Les condamner in solidum aux dépens, y compris les éventuels frais d’exécution, Dire n’y avoir lieu à écart l’exécution provisoire de la décision à intervenir. Dans leurs dernières conclusions dans lesquelles ils exposent leurs demandes et moyens et auxquelles la juridiction saisie se réfère expressément, Maître AB AC, les MMA Iard Assurances Mutuelles et les Mutuelles du Mans Assurances Mutuelles lui demandent de:

Débouter monsieur AH AI de l’intégralité des demandes formées à leur encontre Le condamner à leur verser la somme de 3 000 euros par application des dispositions de l’article 700 du Code de procédure civile ainsi qu’aux dépens et accorder à maître AJ AK AL le droit prévu par l’article 699 du même code.

En tout état de cause,

« Ordonner la dispense de l’exécution provisoire.
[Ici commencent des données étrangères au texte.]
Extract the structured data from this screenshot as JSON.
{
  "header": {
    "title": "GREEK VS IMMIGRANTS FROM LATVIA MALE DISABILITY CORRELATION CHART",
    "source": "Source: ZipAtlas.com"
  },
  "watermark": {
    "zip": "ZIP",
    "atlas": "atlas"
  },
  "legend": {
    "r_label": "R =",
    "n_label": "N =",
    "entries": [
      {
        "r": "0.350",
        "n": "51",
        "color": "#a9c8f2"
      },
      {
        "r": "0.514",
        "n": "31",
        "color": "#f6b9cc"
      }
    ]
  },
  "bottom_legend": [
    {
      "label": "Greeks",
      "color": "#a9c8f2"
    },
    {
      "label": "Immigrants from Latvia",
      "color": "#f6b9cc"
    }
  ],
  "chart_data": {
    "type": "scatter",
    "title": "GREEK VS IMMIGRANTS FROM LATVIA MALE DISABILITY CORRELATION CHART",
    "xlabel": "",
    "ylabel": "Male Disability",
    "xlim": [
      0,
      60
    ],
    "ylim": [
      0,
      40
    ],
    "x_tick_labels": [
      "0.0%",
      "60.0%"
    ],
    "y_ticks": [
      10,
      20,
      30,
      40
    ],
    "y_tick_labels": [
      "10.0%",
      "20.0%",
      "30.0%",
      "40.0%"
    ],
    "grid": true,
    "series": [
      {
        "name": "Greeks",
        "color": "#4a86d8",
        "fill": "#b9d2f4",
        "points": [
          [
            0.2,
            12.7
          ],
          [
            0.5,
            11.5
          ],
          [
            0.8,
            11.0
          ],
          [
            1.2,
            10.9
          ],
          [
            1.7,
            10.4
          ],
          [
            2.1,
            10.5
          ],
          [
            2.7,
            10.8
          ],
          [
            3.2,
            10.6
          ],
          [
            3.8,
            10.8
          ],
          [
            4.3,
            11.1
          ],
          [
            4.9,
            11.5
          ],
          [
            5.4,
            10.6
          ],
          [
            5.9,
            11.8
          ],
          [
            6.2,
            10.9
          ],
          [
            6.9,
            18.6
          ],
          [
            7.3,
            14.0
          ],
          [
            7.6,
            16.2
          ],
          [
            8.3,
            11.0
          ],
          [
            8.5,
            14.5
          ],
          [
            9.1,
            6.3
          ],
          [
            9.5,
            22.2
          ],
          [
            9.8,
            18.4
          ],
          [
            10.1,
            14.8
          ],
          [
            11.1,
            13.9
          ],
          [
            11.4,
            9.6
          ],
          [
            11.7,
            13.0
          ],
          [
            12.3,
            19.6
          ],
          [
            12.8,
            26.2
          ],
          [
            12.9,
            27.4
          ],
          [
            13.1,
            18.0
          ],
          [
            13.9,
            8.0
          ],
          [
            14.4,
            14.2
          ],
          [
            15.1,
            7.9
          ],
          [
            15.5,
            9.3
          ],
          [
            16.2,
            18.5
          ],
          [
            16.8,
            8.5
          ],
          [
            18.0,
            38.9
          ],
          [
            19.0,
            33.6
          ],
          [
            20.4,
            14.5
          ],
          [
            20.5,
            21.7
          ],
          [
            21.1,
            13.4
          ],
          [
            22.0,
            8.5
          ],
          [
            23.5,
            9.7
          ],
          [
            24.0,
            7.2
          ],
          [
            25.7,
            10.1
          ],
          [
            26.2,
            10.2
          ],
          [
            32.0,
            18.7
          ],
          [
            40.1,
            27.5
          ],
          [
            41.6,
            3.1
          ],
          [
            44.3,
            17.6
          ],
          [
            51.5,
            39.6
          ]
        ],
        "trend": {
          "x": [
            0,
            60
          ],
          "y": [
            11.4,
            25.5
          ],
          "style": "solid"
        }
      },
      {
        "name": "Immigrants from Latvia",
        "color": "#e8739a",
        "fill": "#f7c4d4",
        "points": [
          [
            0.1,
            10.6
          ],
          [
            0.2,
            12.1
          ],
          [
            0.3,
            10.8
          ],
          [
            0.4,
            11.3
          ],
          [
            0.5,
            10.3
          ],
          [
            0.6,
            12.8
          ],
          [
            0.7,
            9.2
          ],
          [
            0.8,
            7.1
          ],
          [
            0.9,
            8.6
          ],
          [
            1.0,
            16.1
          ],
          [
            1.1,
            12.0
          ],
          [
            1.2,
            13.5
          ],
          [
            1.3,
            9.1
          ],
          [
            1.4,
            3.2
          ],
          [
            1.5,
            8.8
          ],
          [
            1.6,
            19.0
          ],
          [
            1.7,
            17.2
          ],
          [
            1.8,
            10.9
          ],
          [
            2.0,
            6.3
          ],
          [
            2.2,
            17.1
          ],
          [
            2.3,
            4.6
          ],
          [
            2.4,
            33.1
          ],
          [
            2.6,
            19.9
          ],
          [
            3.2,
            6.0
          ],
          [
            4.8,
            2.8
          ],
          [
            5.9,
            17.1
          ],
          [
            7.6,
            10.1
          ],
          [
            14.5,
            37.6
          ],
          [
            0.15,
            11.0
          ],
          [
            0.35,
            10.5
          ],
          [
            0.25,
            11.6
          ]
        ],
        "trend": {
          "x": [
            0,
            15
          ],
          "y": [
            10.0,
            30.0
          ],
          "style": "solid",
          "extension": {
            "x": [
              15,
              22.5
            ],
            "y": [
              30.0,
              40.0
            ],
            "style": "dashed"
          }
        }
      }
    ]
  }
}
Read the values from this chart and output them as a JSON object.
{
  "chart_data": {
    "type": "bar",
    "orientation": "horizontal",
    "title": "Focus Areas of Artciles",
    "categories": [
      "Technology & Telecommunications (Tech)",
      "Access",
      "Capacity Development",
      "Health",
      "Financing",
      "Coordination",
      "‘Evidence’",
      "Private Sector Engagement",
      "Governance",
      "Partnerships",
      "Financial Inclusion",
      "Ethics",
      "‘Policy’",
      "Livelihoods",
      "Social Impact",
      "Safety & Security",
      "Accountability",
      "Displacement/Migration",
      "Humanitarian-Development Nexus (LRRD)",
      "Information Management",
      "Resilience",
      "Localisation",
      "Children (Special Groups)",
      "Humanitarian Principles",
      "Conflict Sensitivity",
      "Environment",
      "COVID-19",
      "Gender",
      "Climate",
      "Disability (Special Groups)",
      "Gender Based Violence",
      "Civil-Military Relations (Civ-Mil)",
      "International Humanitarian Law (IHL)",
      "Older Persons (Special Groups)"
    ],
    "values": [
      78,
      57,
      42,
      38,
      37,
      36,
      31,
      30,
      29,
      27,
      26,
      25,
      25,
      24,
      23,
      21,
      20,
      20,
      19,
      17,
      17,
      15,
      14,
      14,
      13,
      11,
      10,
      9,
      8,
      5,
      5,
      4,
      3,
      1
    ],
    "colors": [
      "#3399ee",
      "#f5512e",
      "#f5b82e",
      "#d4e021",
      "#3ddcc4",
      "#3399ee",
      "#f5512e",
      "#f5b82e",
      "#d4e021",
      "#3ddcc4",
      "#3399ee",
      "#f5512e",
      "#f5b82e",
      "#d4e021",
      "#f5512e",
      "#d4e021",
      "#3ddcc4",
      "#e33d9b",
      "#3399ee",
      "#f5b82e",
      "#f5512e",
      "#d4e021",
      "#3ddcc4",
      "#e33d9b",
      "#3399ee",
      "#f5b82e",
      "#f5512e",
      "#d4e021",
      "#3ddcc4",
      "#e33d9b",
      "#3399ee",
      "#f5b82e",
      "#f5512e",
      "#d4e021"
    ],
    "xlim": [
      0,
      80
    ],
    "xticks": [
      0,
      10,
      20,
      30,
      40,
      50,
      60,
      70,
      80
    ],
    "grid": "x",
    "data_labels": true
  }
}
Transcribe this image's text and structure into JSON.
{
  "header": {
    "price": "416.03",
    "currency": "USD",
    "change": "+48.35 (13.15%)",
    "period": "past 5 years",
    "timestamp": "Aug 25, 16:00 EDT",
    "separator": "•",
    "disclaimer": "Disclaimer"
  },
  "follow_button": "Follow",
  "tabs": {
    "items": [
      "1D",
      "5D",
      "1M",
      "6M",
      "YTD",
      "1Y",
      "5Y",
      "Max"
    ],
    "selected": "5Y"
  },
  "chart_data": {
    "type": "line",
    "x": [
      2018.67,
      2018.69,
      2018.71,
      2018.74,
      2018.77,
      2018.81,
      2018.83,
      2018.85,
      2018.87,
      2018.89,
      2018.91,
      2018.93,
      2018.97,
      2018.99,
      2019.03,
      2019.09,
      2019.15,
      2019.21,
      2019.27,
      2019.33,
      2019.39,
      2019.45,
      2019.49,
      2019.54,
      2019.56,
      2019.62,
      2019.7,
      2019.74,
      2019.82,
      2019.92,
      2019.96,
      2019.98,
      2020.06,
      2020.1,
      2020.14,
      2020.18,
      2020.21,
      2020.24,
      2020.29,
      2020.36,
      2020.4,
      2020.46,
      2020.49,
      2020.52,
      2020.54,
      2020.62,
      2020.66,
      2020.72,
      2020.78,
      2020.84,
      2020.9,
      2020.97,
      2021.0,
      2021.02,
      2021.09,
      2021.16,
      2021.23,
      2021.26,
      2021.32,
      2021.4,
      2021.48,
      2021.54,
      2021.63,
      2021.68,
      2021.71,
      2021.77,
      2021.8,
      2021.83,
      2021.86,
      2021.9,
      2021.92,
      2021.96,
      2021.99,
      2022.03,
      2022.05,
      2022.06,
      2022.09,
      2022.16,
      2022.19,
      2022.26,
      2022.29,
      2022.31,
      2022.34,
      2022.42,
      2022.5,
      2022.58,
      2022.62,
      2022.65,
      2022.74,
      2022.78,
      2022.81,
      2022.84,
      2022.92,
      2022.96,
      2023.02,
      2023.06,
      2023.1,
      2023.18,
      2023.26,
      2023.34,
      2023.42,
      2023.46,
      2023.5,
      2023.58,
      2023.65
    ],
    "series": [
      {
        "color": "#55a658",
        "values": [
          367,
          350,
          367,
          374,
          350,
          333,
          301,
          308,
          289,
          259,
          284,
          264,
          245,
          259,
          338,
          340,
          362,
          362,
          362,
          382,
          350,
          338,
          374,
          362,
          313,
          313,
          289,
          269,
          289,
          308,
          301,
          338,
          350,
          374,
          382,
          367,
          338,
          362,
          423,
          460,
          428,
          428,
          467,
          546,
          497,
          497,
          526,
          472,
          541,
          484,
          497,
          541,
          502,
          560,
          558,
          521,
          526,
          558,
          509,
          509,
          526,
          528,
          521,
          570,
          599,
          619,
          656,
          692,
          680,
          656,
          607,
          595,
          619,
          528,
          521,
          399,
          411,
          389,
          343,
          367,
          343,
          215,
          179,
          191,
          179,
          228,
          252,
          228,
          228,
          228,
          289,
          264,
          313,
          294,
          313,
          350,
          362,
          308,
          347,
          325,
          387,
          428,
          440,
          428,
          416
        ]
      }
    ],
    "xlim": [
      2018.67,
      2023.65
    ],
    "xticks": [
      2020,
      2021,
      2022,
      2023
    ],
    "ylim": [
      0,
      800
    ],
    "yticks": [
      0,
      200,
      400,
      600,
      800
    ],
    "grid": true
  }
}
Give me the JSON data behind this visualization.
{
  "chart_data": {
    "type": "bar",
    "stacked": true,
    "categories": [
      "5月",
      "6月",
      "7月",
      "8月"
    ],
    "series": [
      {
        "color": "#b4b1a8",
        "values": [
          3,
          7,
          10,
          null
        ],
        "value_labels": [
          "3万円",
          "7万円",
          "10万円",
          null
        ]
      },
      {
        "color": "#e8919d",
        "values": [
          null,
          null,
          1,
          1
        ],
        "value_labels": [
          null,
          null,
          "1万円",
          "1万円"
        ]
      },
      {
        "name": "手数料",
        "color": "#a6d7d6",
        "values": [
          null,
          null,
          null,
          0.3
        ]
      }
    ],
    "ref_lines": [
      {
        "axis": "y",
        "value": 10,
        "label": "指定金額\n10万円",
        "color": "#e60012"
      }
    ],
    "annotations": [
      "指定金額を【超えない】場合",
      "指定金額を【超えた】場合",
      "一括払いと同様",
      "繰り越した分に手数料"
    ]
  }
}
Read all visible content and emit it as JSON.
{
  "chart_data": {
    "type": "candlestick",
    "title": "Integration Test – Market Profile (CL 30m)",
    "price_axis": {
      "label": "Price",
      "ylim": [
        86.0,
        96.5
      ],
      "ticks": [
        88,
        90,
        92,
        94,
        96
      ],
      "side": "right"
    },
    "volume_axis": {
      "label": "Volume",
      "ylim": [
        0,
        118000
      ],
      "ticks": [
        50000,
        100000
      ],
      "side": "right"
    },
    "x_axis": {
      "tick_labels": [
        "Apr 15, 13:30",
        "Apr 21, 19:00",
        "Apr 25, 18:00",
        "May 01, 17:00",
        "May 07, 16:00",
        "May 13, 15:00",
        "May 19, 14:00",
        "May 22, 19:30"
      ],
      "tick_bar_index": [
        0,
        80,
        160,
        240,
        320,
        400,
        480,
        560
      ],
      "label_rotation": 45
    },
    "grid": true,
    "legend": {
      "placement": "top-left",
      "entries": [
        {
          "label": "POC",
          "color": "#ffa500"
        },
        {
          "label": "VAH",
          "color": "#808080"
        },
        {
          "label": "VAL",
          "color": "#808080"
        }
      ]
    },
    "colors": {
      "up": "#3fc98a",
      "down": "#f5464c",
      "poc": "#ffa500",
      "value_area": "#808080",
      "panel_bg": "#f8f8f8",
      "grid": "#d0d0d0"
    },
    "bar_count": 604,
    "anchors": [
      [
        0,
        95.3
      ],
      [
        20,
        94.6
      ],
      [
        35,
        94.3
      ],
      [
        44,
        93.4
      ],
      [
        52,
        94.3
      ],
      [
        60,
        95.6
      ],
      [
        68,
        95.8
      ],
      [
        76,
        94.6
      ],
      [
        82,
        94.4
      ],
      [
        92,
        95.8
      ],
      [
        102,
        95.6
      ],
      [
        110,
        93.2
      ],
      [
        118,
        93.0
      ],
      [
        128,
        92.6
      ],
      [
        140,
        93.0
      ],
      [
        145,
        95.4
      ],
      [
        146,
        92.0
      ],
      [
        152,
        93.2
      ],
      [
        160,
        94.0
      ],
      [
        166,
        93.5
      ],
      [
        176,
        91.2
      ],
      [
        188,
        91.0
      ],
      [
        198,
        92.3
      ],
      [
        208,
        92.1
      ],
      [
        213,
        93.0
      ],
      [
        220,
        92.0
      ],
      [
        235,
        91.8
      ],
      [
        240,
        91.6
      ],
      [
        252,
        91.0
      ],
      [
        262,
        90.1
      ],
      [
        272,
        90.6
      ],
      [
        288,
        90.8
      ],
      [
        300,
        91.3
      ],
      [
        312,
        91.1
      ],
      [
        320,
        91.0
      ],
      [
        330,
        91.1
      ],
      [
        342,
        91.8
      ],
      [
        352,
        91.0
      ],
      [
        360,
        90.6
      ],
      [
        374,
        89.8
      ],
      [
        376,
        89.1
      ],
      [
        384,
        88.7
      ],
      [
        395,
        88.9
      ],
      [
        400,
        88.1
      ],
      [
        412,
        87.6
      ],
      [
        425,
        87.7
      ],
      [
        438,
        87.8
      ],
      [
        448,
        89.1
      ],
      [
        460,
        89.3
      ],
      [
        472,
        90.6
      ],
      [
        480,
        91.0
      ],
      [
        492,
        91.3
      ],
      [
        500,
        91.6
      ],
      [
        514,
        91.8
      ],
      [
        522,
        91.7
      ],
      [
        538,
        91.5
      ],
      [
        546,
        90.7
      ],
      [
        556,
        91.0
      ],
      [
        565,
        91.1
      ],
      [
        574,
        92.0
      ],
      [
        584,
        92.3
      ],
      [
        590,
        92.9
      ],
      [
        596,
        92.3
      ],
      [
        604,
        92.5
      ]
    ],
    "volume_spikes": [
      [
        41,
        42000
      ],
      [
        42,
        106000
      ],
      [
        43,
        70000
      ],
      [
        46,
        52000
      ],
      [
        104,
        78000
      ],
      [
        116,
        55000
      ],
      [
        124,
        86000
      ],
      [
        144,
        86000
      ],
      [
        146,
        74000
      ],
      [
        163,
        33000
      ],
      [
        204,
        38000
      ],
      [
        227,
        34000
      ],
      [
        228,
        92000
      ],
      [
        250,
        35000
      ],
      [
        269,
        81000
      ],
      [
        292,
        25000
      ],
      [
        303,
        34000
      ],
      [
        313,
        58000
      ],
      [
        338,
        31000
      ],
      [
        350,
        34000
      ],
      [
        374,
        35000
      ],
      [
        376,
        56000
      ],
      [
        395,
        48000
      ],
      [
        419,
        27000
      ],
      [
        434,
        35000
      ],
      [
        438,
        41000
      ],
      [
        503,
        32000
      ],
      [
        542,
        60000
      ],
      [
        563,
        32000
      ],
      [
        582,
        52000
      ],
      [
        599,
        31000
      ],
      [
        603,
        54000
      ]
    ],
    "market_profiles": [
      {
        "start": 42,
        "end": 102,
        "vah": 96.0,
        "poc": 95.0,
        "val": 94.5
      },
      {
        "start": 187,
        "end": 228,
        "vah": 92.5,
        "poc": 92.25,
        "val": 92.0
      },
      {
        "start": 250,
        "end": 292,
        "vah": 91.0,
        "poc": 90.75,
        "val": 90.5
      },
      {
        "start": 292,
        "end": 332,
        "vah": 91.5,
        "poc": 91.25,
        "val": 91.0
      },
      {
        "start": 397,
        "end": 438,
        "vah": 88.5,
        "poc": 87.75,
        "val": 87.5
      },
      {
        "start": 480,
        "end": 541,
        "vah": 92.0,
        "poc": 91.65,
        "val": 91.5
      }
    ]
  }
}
La mise en état a été close par ordonnance du 12 juin 2025. L’affaire a été plaidée à l’audience du 13 novembre 2026. A l’issue de cette audience, la décision a été mise en délibéré au 22 janvier 2026.

Motifs

SUR LA DEMANDE PRINCIPALE

⚫RÈGLE DE DROIT APPLICABLE

Selon l’article 1 240 du code civil, tout fait quelconque de l’homme, qui cause à autrui un dommage, oblige celui par la faute duquel il est arrivé à le réparer. Pour obtenir réparation sur ce fondement, il doit être établi la triple preuve d’une faute, d’un préjudice et d’un lien de causalité entre ces deux éléments.

*APPLICATION DE L’ESPÈCE

Sur la faute

Monsieur AI soutient que maître AC a manqué à son obligation de conseiller les parties et de s’assurer de l’efficacité de ses actes dans la mesure où la clause insérée après la découverte de l’infiltration faisait porter le coût des travaux de réparation sur l’assureur du vendeur sans que ne soit envisagé le refus de prise en charge du sinistre par cet assureur, sans modifier la clause sur l’état du bien en précisant les vices apparents ainsi que les modalités de réparation alors le notaire aurait dû lui conseiller soit de ne pas régulariser la vente d’un bien impropre à sa destination en portant atteinte au clos et au couvert soit de reporter la date de signature de l’acte authentique afin qu’il signe en toute connaissance de cause après plus amples informations sur la cause de l’infiltration et le coût des travaux. Les défendeurs exposent que le notaire n’est pas tenu de procéder à des vérifications ou des investigations techniques afin de vérifier les déclarations des parties sur l’état du bien vendu, qu’en particulier en cas de sinistre survenu sur l’immeuble avant que ne soit passé l’acte authentique, l’obligation de conseil ne peut porter que sur les causes et les conséquences du sinistre, en prenant en compte les déclarations des parties. Ils expliquent que sur la base de ces déclarations, maître AC pouvait estimer qu’il s’agissait d’un élément ponctuel, circonscrit à la véranda, survenu à la suite d’un phénomène météorologique exceptionnel, sinistre couvert par une assurance multirisque habitation au titre de la garantie événement climatique. Enfin, ils soutiennent, d’une part, que les dommages étaient manifestement visibles lors de la visite des lieux et que monsieur AI a accepté d’acheter le bien dans cet état et que, d’autre part maître AC aurait conseillé oralement à monsieur AI de différer la vente, le temps de connaître la position de l’assureur du vendeur et que monsieur AI aurait insistè pour que la vente

soit maintenue.

3

Le tribunal rappelle que le notaire est tenu à une obligation de conseil et doit s’assurer de donner pleine efficacité à l’acte qu’il instrumente. Ainsi, il doit rechercher la volonté des parties, prendre les initiatives nécessaires, se renseigner avec précision afin de déceler les obstacles juridiques qui pourraient s’opposer à cette efficacité. En l’espèce, monsieur AI produit la déclaration de sinistre des vendeurs du 21 octobre 2022, l’acte authentique reçu le même jour par maître AC, le constat dressé le 4 novembre 2022 par maître Guillaume Part, détaillant les traces de moisissures apparentes, un parquet flottant se gondolant, l’affaissement d’un faux plafond, la lettre de refus de prendre en charge ce sinistre par la compagnie d’assurance Pacifica, survenu avant la prise d’effet du contrat. Maître AC verse aux débats l’acte authentique et le procès-verbal de constat ainsi que le refus de prise en charge de la compagnie Direct Assurance du 12 février 2024.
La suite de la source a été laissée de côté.